State had ₹3.78 lakh crore liability from SDLs as of March
About ₹55,168 crore, or 14.6%, is coming up for repayment by 2023-24
Tamil Nadu had an outstanding liability of about ₹3.78 lakh crore as of March 2021 on funds raised through the issue of bonds called State Development Loans (SDLs). About ₹55,168 crore, or 14.6%, is coming up for repayment by 2023-24.
As per Reserve Bank of India (RBI) data, of the outstanding SDLs as of March 2021, about 22.7%, or ₹86,000 crore, is coming up for redemption in 5-7 years’ time, and about 41.1%, or ₹1.55 lakh crore, would come up for repayment in about 7 years and beyond.
About 3.6%, or ₹13,603 crore, would mature in 0-1 years’ time, while 18.1%, or ₹68,393 crore, would mature in 3-5 years’ time.
According to the RBI report ‘State Finances: A Study of Budgets of 2021-22’, SDLs accounted for 67.5% of Tamil Nadu’s total outstanding liabilities of about ₹5.59 lakh crore.

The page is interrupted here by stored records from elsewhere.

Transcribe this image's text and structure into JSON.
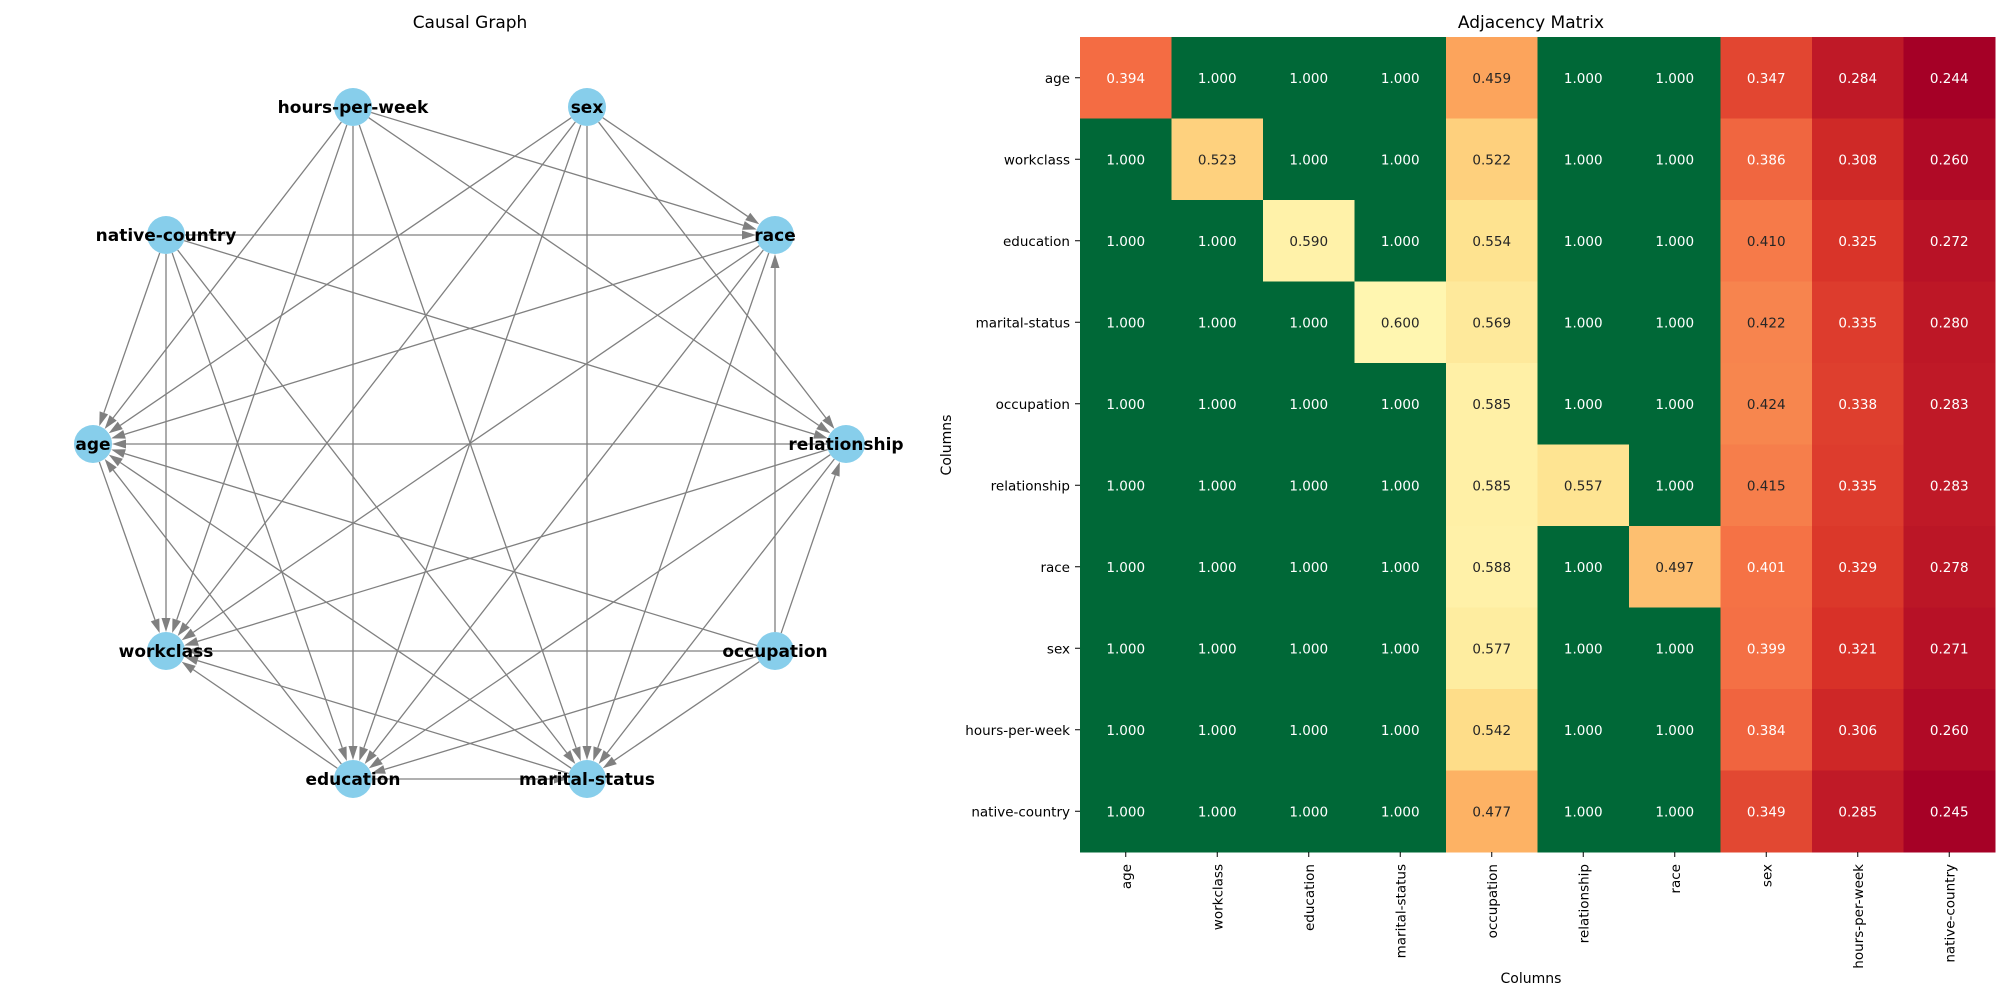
{
  "chart_data": [
    {
      "type": "network",
      "title": "Causal Graph",
      "nodes": [
        "hours-per-week",
        "sex",
        "native-country",
        "race",
        "age",
        "relationship",
        "workclass",
        "occupation",
        "education",
        "marital-status"
      ],
      "edges": [
        [
          "hours-per-week",
          "race"
        ],
        [
          "hours-per-week",
          "age"
        ],
        [
          "hours-per-week",
          "relationship"
        ],
        [
          "hours-per-week",
          "workclass"
        ],
        [
          "hours-per-week",
          "education"
        ],
        [
          "hours-per-week",
          "marital-status"
        ],
        [
          "sex",
          "race"
        ],
        [
          "sex",
          "age"
        ],
        [
          "sex",
          "relationship"
        ],
        [
          "sex",
          "workclass"
        ],
        [
          "sex",
          "education"
        ],
        [
          "sex",
          "marital-status"
        ],
        [
          "native-country",
          "race"
        ],
        [
          "native-country",
          "age"
        ],
        [
          "native-country",
          "relationship"
        ],
        [
          "native-country",
          "workclass"
        ],
        [
          "native-country",
          "education"
        ],
        [
          "native-country",
          "marital-status"
        ],
        [
          "race",
          "age"
        ],
        [
          "race",
          "workclass"
        ],
        [
          "race",
          "education"
        ],
        [
          "race",
          "marital-status"
        ],
        [
          "relationship",
          "age"
        ],
        [
          "relationship",
          "workclass"
        ],
        [
          "relationship",
          "education"
        ],
        [
          "relationship",
          "marital-status"
        ],
        [
          "occupation",
          "race"
        ],
        [
          "occupation",
          "age"
        ],
        [
          "occupation",
          "relationship"
        ],
        [
          "occupation",
          "workclass"
        ],
        [
          "occupation",
          "education"
        ],
        [
          "occupation",
          "marital-status"
        ],
        [
          "age",
          "workclass"
        ],
        [
          "education",
          "age"
        ],
        [
          "marital-status",
          "age"
        ],
        [
          "education",
          "workclass"
        ],
        [
          "marital-status",
          "workclass"
        ],
        [
          "education",
          "marital-status"
        ]
      ]
    },
    {
      "type": "heatmap",
      "title": "Adjacency Matrix",
      "xlabel": "Columns",
      "ylabel": "Columns",
      "rows": [
        "age",
        "workclass",
        "education",
        "marital-status",
        "occupation",
        "relationship",
        "race",
        "sex",
        "hours-per-week",
        "native-country"
      ],
      "cols": [
        "age",
        "workclass",
        "education",
        "marital-status",
        "occupation",
        "relationship",
        "race",
        "sex",
        "hours-per-week",
        "native-country"
      ],
      "values": [
        [
          0.394,
          1.0,
          1.0,
          1.0,
          0.459,
          1.0,
          1.0,
          0.347,
          0.284,
          0.244
        ],
        [
          1.0,
          0.523,
          1.0,
          1.0,
          0.522,
          1.0,
          1.0,
          0.386,
          0.308,
          0.26
        ],
        [
          1.0,
          1.0,
          0.59,
          1.0,
          0.554,
          1.0,
          1.0,
          0.41,
          0.325,
          0.272
        ],
        [
          1.0,
          1.0,
          1.0,
          0.6,
          0.569,
          1.0,
          1.0,
          0.422,
          0.335,
          0.28
        ],
        [
          1.0,
          1.0,
          1.0,
          1.0,
          0.585,
          1.0,
          1.0,
          0.424,
          0.338,
          0.283
        ],
        [
          1.0,
          1.0,
          1.0,
          1.0,
          0.585,
          0.557,
          1.0,
          0.415,
          0.335,
          0.283
        ],
        [
          1.0,
          1.0,
          1.0,
          1.0,
          0.588,
          1.0,
          0.497,
          0.401,
          0.329,
          0.278
        ],
        [
          1.0,
          1.0,
          1.0,
          1.0,
          0.577,
          1.0,
          1.0,
          0.399,
          0.321,
          0.271
        ],
        [
          1.0,
          1.0,
          1.0,
          1.0,
          0.542,
          1.0,
          1.0,
          0.384,
          0.306,
          0.26
        ],
        [
          1.0,
          1.0,
          1.0,
          1.0,
          0.477,
          1.0,
          1.0,
          0.349,
          0.285,
          0.245
        ]
      ],
      "colormap": "RdYlGn",
      "vmin": 0.244,
      "vmax": 1.0
    }
  ],
  "colors": {
    "node_fill": "#87ceeb",
    "edge": "#808080"
  }
}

To bridge the gap between its income and expenditure or, in other words, fiscal deficit, Tamil Nadu borrows from the market through the issue of SDLs.
Kavita Chacko, senior economist, CARE Ratings, pointed out that the maturity profile of the SDLs showed that Tamil Nadu was borrowing more for a longer tenure, probably with the aim of limiting its short- to medium- term debt servicing obligations.
Tamil Nadu’s total outstanding liabilities are expected to increase to about ₹6.59 lakh crore in 2021-22, of which SDLs account for ₹4.65 lakh crore. The remaining components of the liabilities include obligations from UDAY bonds, loans from financial institutions and others.
The RBI said that across States, 64.2% of the outstanding SDLs was in the residual maturity bucket of five years and above, as of March 2021. SDL redemptions are likely to more than double from 2021-22 to 2026-27 and beyond, it noted.
As per its data, Tamil Nadu raised ₹62,425 crore in 2019-20, ₹87,977 crore in 2020-21 and ₹39,000 crore in 2021-22 (till September 2021) through market borrowings. It repaid ₹12,599 crore in 2019-20, ₹11,181.10 crore in 2020-21 and ₹4,000 crore till September in 2021-22.
The White Paper on the State’s financial position, tabled by the DMK Government, pointed out that in the last three to four years, borrowing had been restored even for non-discretionary spending like salaries, pension and interest payments, and urged that the practice be stopped.
As per RBI data, Tamil Nadu is expected to spend 20.5% of its revenue receipts on interest payments in 2021-22. According to PRS Legislative Research, a New Delhi-based think tank, States, on aggregate, are estimated to spend 12.8% of their revenue receipts on interest payments in 2021-22, and 16 States have estimated their interest payments to be higher than the recommended level of 10%.